I stayed up ’til midnight and finished the book.

Silent tears dripped down my face around page 15, when Mia’s family is destroyed in a car accident.  Forman’s writing shoves me into the moment and I am right there with Mia, feeling her anguish as she sees her parents strewn across the road.  I agonize with her over the whereabouts of her younger brother, Teddy, and I hear the eerie quiet of a post-collision highway.

I was captivated from that moment onward, terrified for Mia as she watches her own injured, unresponsive body be flown to the hospital.  Watches her now-daughterless grandparents in the waiting room.  Watches the surgeons and nurses frantically try to save her.  She vacillates between wanting to stay in this world, and wanting to leave it behind.
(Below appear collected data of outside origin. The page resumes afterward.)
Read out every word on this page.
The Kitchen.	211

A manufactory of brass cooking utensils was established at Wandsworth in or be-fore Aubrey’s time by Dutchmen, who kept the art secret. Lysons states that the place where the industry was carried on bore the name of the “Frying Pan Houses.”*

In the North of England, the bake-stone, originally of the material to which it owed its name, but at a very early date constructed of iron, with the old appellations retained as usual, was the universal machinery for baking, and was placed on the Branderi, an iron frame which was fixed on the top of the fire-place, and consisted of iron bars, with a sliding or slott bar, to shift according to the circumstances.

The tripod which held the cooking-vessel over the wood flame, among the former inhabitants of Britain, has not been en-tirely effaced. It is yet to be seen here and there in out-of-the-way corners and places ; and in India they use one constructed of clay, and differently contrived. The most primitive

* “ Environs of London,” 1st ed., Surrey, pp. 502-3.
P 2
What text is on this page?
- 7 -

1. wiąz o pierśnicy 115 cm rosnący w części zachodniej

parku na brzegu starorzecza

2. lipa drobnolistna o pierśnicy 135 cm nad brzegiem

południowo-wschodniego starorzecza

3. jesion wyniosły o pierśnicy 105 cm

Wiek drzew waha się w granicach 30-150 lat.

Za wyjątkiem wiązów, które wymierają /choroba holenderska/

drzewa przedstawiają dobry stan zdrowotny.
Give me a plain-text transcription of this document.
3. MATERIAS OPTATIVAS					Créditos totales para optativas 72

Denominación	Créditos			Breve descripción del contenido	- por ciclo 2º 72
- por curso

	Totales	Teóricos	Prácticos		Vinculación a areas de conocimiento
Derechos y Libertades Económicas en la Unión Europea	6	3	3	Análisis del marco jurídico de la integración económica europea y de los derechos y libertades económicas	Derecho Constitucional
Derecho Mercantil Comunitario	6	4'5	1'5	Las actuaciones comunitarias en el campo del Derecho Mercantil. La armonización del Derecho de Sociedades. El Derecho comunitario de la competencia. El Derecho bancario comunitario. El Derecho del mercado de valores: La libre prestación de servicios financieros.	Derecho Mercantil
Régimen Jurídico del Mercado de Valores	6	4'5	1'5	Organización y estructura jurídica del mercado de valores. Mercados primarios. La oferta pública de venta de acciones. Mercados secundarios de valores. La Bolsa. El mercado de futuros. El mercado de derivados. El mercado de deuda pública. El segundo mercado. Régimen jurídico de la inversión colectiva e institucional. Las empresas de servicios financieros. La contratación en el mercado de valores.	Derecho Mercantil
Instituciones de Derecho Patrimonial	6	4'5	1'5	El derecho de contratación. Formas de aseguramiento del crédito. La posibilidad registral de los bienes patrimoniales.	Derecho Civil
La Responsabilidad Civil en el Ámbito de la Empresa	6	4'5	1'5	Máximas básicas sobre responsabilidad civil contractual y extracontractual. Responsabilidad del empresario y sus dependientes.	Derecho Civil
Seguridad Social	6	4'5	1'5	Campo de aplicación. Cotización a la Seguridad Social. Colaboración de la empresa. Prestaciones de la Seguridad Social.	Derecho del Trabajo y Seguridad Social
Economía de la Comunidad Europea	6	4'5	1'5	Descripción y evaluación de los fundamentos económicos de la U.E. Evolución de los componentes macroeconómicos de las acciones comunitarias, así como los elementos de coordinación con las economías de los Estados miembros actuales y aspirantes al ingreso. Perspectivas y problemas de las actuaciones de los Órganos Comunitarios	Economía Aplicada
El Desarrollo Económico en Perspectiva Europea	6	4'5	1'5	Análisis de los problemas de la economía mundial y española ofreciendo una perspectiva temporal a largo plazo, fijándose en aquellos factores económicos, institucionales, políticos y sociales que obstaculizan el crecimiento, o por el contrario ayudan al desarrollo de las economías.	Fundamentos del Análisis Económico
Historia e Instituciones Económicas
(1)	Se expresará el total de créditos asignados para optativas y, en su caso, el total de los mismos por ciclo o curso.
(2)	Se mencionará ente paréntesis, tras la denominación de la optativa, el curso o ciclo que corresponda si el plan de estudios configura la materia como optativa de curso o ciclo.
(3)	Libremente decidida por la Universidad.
NPR calls this story “achingly beautiful,” and I would agree.  Its language, its structure, haunts me, days later, and I know my students and I will study Forman’s craft soon…the way she brings us into a moment, frozen in time, and suspends our disbelief as we stay beside Mia’s spirit, watching all of this unfold.  Please read this book, and get it into the hands of your students, too.

ifistay2

If I Stay, Gayle Forman, pp. 15-16

You wouldn’t expect the radio to work afterward.  But it does.

The car is eviscerated. The impact of a four-ton pickup truck going sixty miles an hour had the force of an atom bomb.  It tore off the doors, sent the front-side passenger seat through the driver’s side window.  It flipped the chassis, bouncing it across the road and ripped the engine apart as if it were no stronger than a spiderweb.  It tossed wheels and hubcaps deep into the forest.  It ignited bits of the gas tank, so that now tiny flames lap at the wet road.

And there was so much noise.  A symphony of grinding, a chorus of popping, an aria of exploding, and finally, the sad clapping of hard metal cutting into soft trees.  Then it went quiet, except for this:  Beethoven’s Cello Sonata no. 3, still playing.